Вскоре, однако, я пожалел, что не сделал этого в то время, когда кузен был еще жив. Очень скоро я обнаружил, что Уилбер почти не пользовался наиболее комфортными и хорошо обставленными комнатами на первом этаже, хотя это было бы так естественно. Все время он проводил в своем кабинете на втором этаже: именно здесь кузен хранил коллекцию трубок, любимые книги, записи, здесь стояли наиболее удобные предметы мебели, именно здесь он работал над старинными рукописями до того печального дня, когда сердечный приступ положил конец его работе и жизни.
Когда я вступил в свои права на наследство, то решил поселиться на первом этаже, потому что, если уж быть до конца откровенным, я с самого начала почувствовал некоторую неприязнь к рабочему кабинету кузена. Все здесь живо напоминало мне о нем: кресло, в котором он любил сидеть, книги, предметы обихода. Кроме того, помещение казалось мне чужим и холодным. Какая-то сила, которую я не мог выразить словами, заставляла меня держаться подальше от этой комнаты, такой же таинственной и непонятной, как и ее бывший хозяин, поступков которого я тоже, признаться, не понимал.

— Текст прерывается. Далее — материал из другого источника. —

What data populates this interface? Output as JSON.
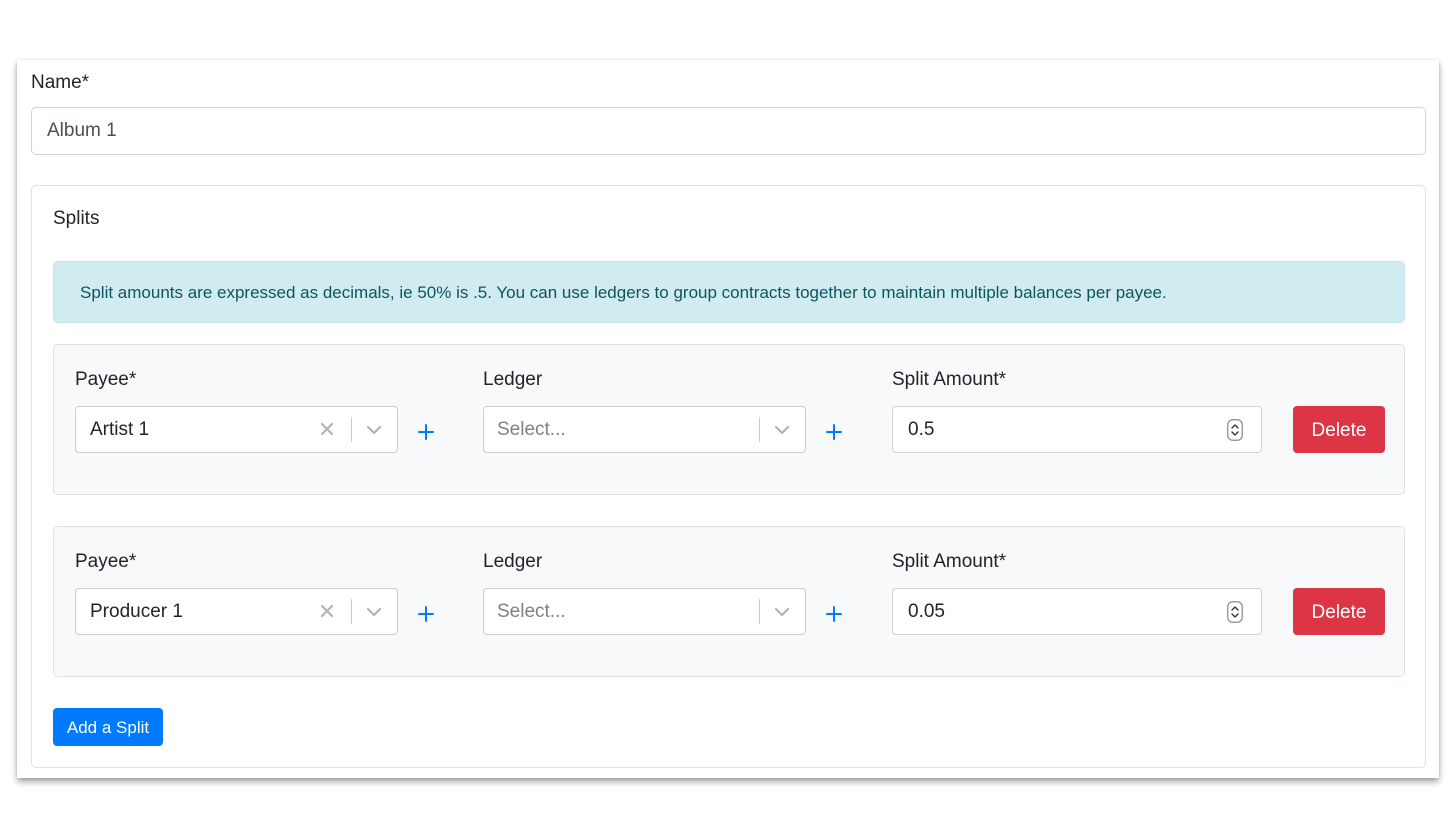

Однако приступить к осуществлению переделок оказалось не так легко, как я предполагал вначале. Вскоре я убедился, что кабинет кузена как бы распространяет определенную ауру на весь дом. Это был один из тех домов, который сохранял присутствие своего бывшего владельца. И если раньше здесь ощущалось явное влияние Уартонов, проживших в усадьбе достаточно долго, то теперь дом был весь пропитан духом Уилбера Эйкели.
Во мне постепенно росла довольно четкая уверенность, что я не один в доме и что кто-то за мной наблюдает, хотя внятно объяснить это состояние было бы крайне затруднительно. Может быть, воображение мое разыгралось из-за уединенности места, в котором стоял усадьба, но мне стало казаться, что любимая комната кузена — это живое существо, ожидающее возвращения своего хозяина, и оно не может понять, куда же Уилбер подевался. Наверное, именно из-за этой навязчивой идеи я уделял комнате больше внимания, чем она того заслуживала. Однажды я вынес из нее кое-какие вещи, а также очень удобное кресло кузена. Но, как это ни странно, через некоторое время мне пришлось вернуть их обратно в кабинет. Кресло, которое мне вначале понравилось, оказалось довольно неуклюжим, и я чувствовал себя в нем очень плохо. Потом я обнаружил, что внизу недостаточно яркий свет, и мне пришлось отнести назад в кабинет все взятые там книги.
Теперь я был почти уверен, что атмосфера этой комнаты Уилбера отличается от атмосферы всех прочих помещений дома. Было очевидно, что, за исключением кухни, остальными помещениям кузен пользовался крайне редко. Он вел жизнь затворника, а если и покидал свое убежище, то только для поездок в Мискатонский университет в Эркхеме и в библиотеку в Бостоне. Больше Уилбер никуда не ездил и никогда не принимал гостей. Даже, в тех редких случаях, когда я приезжал проведать кузена, он явно желал, чтобы я поскорее покинул его дом, хотя и был всегда очень внимателен ко мне. Поэтому мои визиты длились не более пятнадцати минут.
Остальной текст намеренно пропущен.